La sangre
La puerta se abrió con la fuerza de un vendaval. Salma, sorprendida en su habitación, abrió los ojos con estupor.
– ¿Qué quieres, Selene? ¿Por qué no has llamado antes de entrar?
Selene, más alta, más fuerte, más temible que nunca, señaló al bebé que Salma tenía entre los brazos.
– ¿Qué significa esto?
Salma dejó al pequeño sobre la cama. Estaba durmiendo plácidamente.
– ¿Qué te pasa? ¿Te ofende acaso? ¿Te molestan mis gustos?
Selene cerró la puerta de un golpe cuyo eco resonó en la estancia como una bofetada certera. Avanzó hacia Salma y la acusó con el dedo índice ataviado con una sortija de diamantes.

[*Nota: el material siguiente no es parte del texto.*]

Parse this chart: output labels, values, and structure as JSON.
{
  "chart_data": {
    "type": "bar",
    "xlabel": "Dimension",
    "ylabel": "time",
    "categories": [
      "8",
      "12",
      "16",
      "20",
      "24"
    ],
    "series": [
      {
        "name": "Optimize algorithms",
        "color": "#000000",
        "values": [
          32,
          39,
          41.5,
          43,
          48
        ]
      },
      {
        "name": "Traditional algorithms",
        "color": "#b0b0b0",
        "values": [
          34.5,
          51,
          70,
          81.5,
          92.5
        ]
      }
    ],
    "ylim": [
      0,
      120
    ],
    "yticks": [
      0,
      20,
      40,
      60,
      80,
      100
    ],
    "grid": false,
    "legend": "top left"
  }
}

– ¿Te has creído que soy idiota?
Salma, desconcertada, se repuso a tiempo. Selene había lanzado sobre ella una tormenta de polvo. Salma paralizó las partículas en el aire. Se defendió.
– ¿Qué ocurre?
Selene rió imitando la risa hueca de Salma.
– Ocurre que la condesa se irritaría mucho si supiese que en lugar de seguir sus órdenes te dedicabas a satisfacer tus caprichos sin tener en cuenta las consecuencias de tus excesos, y que estabas desafiando su poder y el mío.
Salma se sintió en falso.
– No ha habido tales excesos.
– ¿Ah no? La isla entera se ha hecho eco de tus desmanes. La prensa local publica fotografías de los bebés desaparecidos y de las muchachas desangradas; todas son Omar.
– Claro.
– ¿Claro? ¿Qué está tan claro? Aún no se ha producido la conjunción, pero está a punto. ¿Miras al cielo cada noche, Salma? Yo sí, y sueño para que se produzca, y te juro, Salma, que mi primer acto de poder será castigar tu imprudencia. ¿Pretendes superarme en poder? ¿Pretendes desbancar a la condesa? ¿Cuánta sangre has bebido ya que te asegure centenares de años de ventaja? Eso no estaba pactado, Salma. Has jugado sucio.
Salma se achicó.
– Necesito reponer fuerzas.
– ¡No es cierto! -rugió Selene-. Me estás retando. Pues bien, Salma, yo te ordeno que a partir de ahora me entregues a tus víctimas para mi disfrute. Ya has tenido suficiente festín. Y búscalas fuera de la isla. Ésta será mi morada, reinaré desde este palacio.
– ¿Reinar? No me hagas reír. ¿Dónde está tu cetro?
Selene avanzó otro paso más.
– Muy pronto aparecerá, y cuando lo tenga entre mis manos no replicarás.
Selene tomó al pequeño, que, al despertar, comenzó a llorar. Lo desnudó lentamente y buscó la pequeñísima herida que Salma había abierto en su pecho. Selene acercó la boca lentamente a la diminuta incisión.
Salma se revolvió de rabia.
– Dijiste que no compartías nuestros métodos.
Selene levantó la cabeza y la fulminó con su mirada.
– Eso era antes, antes de poseer todo esto. ¿Cómo voy a echarlo a perder? No soy tan idiota como creías.
Salma, indignada, salió de la habitación hecha una furia. Selene la advirtió.
– ¿Adonde vas? Recuerda lo que te he dicho.
Salma replicó:
– Hay excepciones a la regla.
Y salió dejando a Selene sola con el bebé llorando entre sus brazos.